My colleagues had contacted the Hesed and shared my story. If there had been a digital database in the early ‘90s, it would have only taken a few clicks, but in my situation, all I could rely on were memories and connections between the people in the Jewish community. Somehow, though, they had found the homecare worker who had cared for my family. My grandparents were some of her first clients, and she was there for my grandmother until her very last day.
When I heard it, I couldn’t believe that it was actually happening: It felt like a well-directed movie. I was crying and smiling with the biggest smile at the same time. I couldn’t wait to tell my mom — even if nothing else happened, it was already a miracle. But then my dear colleagues insisted I meet with the homecare worker. They acted as a well-oiled machine that made it possible for me to spend a few precious hours with her; it had been 24 years since my last time in my grandparents’ neighborhood.
It was unbelievable. I had the chance to turn back time and return to my childhood, to see the streets, the places, the houses. It was all still there, just as I remembered. I met the homecare worker and just hugged her, unable to find the right words. I had many questions, but I deeply appreciated this opportunity to be there and say thank you in person.
Every time I visit a JDC client and see with my own eyes the impact of homecare, social activities, and volunteering, I know these services are a precious gift. This work is done with so much love that you barely find that thin line between your work and your calling. When taking care of my grandparents, the homecare worker could have simply done her job; instead, she cared for them as if they were her own family, always there whenever help was needed. I am grateful for that, but I’m even more appreciative that the story of my family is still alive in her memories today. Now I am here to continue it, closing one cycle and starting a new one with my own deeds.
Last year’s trip to Moldova changed my life. For me, the most important thing is that my mom, now 74, knows my grandmother received excellent care from JDC and the Jewish community, living her last days independently and with dignity.

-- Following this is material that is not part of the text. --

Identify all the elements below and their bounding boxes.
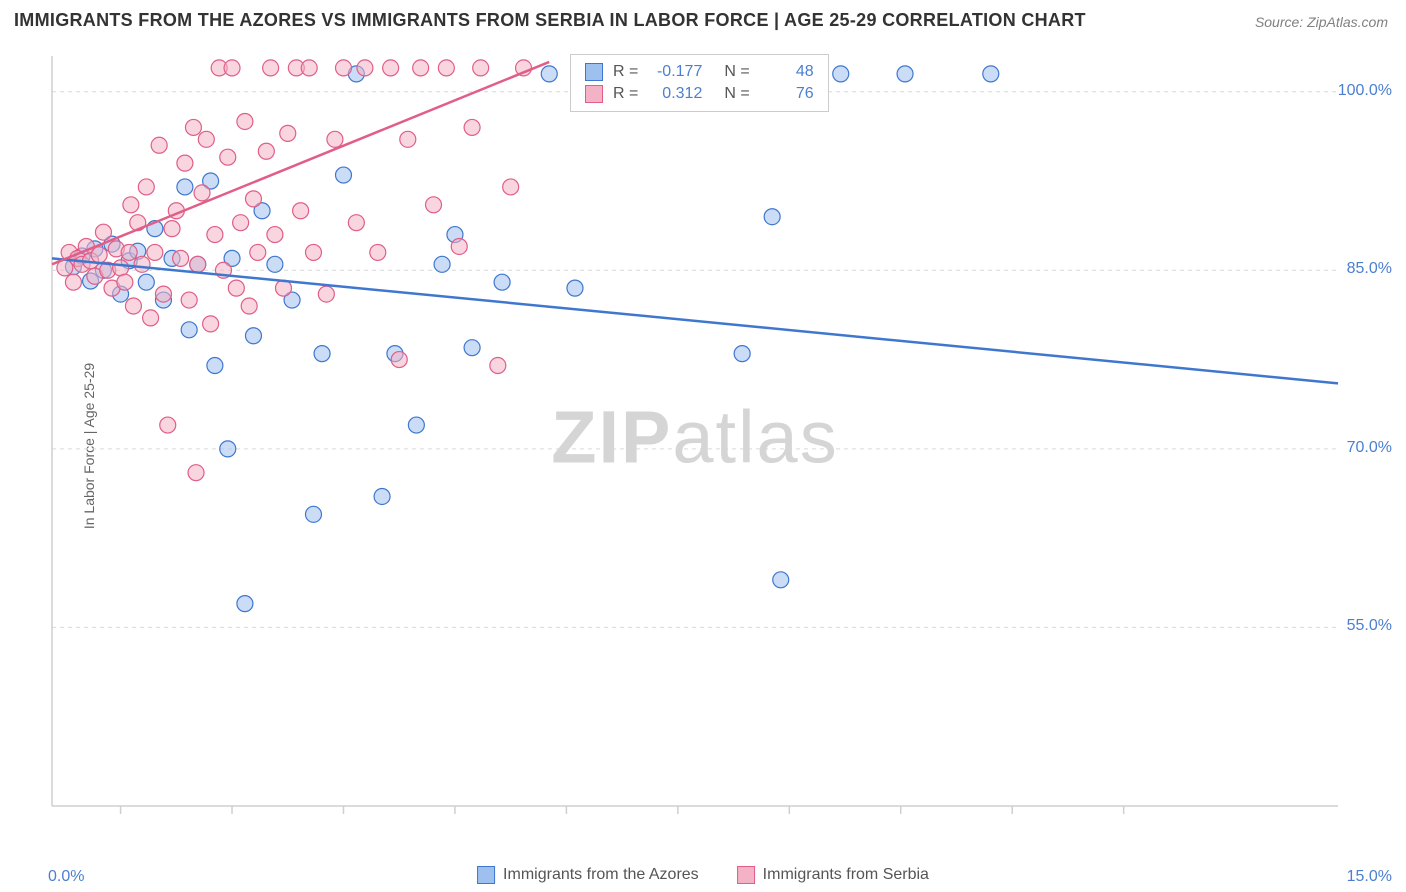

And what about me? When I started to work at JDC, I had no idea I had this connection. Yes, I shared the mission and the values of the Joint, and I was honored to serve. Now, though, I’ve seen with my own eyes that everything is intertwined, that good deeds initiate a chain of events that have an unbelievable impact on all of us in the Jewish world, from the kid at the JCC preschool to a volunteer to the lovely grannies at the Hesed. We are here for a reason — to return and multiply the kindness. There are still so many people, just like my grandparents, who need us.
That’s more important now than ever, since COVID-19 has come knocking at our door. Being a part of the JDC team, I see every day the “backstage” of our life-saving work, all the energy and efforts behind each action. It isn’t easy — after all, we’ve never faced anything like this before. But our work has never stopped. The help keeps coming because we know the people who receive it simply can’t make it without us. And we are here for them, because each of them matters. For us, they are not “the elderly.” They are our bubbes and zeydes, and we can’t let them down.
Marina Gatskan, 34, serves as the FSU coordinator for the Kaplan Leadership Initiative. She also serves as the PR and missions coordinator in JDC’s Belarus office. She lives with her family in Minsk.